This lesson is still being designed and assembled (Pre-Alpha version)

Architecture Revisited: Adding a .py Controller

Overview

Teaching: 15 min
Exercises: 50 min
Questions
  • How can we extend our software within the constraints of the MVC architecture?

Objectives
  • Extend our software to add a command line interface to request a specific view.

As we have seen, we have different programming paradigms that are suitable for different problems and affect the structure of our code. In programming languages that support multiple paradigms, such as Python, we have the luxury of using elements of different paradigms and we, as software designers and programmers, can decide how to use those elements in different architectural components of our software.

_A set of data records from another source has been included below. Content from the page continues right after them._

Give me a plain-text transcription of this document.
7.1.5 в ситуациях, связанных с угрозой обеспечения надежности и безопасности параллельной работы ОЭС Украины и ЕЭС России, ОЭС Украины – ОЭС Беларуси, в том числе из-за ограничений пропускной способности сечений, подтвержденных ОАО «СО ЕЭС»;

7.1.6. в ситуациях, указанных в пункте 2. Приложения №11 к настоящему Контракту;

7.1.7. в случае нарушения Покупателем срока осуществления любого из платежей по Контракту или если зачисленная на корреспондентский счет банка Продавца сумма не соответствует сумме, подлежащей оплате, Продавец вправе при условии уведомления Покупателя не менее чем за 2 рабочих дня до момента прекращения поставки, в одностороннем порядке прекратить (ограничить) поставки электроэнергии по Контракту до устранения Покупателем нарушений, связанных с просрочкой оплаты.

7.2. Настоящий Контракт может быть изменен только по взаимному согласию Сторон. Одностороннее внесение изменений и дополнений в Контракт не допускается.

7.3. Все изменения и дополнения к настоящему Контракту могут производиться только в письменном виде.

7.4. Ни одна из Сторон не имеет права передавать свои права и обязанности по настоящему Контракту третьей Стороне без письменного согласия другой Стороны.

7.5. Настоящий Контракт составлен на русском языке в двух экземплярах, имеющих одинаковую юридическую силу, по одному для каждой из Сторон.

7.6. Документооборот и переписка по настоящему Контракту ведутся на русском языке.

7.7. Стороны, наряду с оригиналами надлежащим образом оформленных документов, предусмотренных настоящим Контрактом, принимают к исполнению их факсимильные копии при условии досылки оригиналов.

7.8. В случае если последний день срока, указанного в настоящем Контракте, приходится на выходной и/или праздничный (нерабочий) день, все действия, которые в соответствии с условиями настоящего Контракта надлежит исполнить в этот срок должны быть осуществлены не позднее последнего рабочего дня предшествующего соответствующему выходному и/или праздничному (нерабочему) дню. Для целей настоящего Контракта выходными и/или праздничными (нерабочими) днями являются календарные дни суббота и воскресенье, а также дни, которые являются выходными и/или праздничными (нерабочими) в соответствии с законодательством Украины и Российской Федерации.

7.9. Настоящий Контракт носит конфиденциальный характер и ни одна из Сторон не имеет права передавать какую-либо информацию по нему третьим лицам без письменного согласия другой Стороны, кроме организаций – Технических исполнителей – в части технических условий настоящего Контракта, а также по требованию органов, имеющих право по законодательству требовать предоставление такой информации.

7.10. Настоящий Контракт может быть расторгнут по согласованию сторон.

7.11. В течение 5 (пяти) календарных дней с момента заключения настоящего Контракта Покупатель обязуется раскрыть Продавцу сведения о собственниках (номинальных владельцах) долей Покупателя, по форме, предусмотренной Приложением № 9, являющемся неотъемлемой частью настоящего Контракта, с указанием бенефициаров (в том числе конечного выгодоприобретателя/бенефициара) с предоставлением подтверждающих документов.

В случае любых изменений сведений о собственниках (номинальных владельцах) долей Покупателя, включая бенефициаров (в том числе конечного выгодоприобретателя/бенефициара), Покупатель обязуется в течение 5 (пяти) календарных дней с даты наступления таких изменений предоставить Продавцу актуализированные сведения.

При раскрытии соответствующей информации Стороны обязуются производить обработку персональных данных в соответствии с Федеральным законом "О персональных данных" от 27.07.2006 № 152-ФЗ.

Now, let’s use what we’ve learned in the previous episodes and bring together software requirements, software design and actual development.

Exercise: A Survey Class

Use what we’ve learned to develop a class for processing the survey dataset itself. You already have most of the functionality implemented, now you have to think about how to re-implement it within an OOP paradigm. At the early stages of a software project it is pretty common to spend some time drafting out separate features before getting a cleare picture of what your software will be as a whole, especially if you work alone. This is called ‘bottom-up design’ (as opposed to the ‘top-down design’, in which you start with drafting the overall architecture). Create a new branck for this work (you can call it dev-oop or something similar).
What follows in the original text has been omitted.